第4話:すれ違いの始まり
夏の終わりが近づく頃、涼の変化は誰の目にも明らかだった。
学校の制服は、男子用から完全に女子用へと切り替わり、肩まで伸びた髪は軽やかに揺れた。
透き通るような白い肌は光を受けて艶めき、歩く姿に目を奪われる男子生徒も少なくなかった。
廊下を通り過ぎるたび、視線が背中を走り抜ける。
けれど、涼の心は、外見の変化とは裏腹に揺らがなかった。
「俺」は、「俺」のままだ。
鏡の中に映る女性的な自分と、頭の中の自分――二つの姿の間で揺れる葛藤。
それでも、一人称は揺らがず「俺」のままだった。
放課後の昇降口。
涼は数少ない女子グループに囲まれていた。
「ねえ、本当に制度の被験者なんだ?」
「うそ、マジでかわいくなったよね。ずるい!」
「男だったのに、今じゃ女子の中でもトップクラスじゃん?」
涼は微笑みながら流した。
「ありがとう。でも、俺はただの涼だよ」
彼女たちの言葉は、表面上は褒め言葉でも、どこか自分が「違う存在」として扱われていることを痛感させる。
「男だったのに」というフレーズが、まるで自分の居場所を否定するように胸に刺さった。
見た目が女性であることは認められても、心が「男」であることは誰にも理解されない孤独。
そんな複雑な感情を抱えながらも、涼は笑顔を絶やさなかった。
だが、唯一変わらずにいてくれた存在があった。
幼馴染の悠真だ。
「お前、最近人気すげーな。
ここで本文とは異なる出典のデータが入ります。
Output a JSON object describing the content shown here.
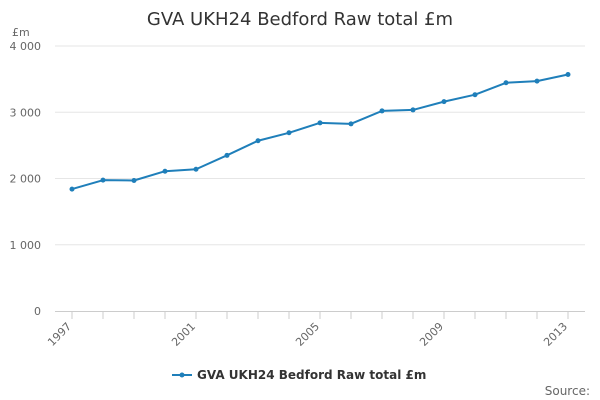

男子から告白されたって?」
「うん、でも全部断った」
「なんで?」
「だって……俺は心が男だから」
涼は俯いてつぶやく。
「体が女になっても、男に惚れられるなんて嬉しくもないし、正直怖い」
悠真はしばらく考え、いつもの淡々とした口調で答えた。
「まあな、見た目だけじゃなく中身をちゃんと見てる奴もいるだろうな」
その言葉に、涼はふと立ち止まった。
「それ……誰の代弁?」
「俺の意見だ」
その瞬間、涼の心はざわついた。
何かが、これまでとは違う方向へ動き出しているのを感じた。
そんなある日。
妹の智恵が静かに訊ねてきた。
「お兄ちゃん、最近元気ないよね?」
答えたかった。
「大丈夫だよ」と。
でも、胸の奥に溜まった言葉はこぼれなかった。
変わりゆく体。
変わる周囲の目。
変わっていく自分。
誰にも打ち明けられない心の揺らぎ。
そして、一番大切な悠真にさえ、まだ言えない本当の気持ち。
「大丈夫だよ」
嘘でもそう言うしかなかった。
帰宅後。
風呂あがりの鏡の前。
濡れた髪をタオルで拭いながら、涼はふと長くなった前髪を耳にかけた。
鏡に映るのは、女性の顔だった。
微かな笑みを浮かべてみる。
だが、すぐに自己嫌悪が胸を締め付ける。
「……何やってんだよ、俺……」
この体は、家族を守るための「手段」だった。
けれど、本当の自分ではない。
そう自分に言い聞かせれば聞かせるほど、心と体の距離は広がっていった。
しかし、その心の奥底では、すでにある感情が芽生え始めていた。
まだ言葉にはできない、名も知らぬ感情。
それは、やがて涼の人生を大きく変えるものとなる――。
気づくには、もう少し時間が必要だった。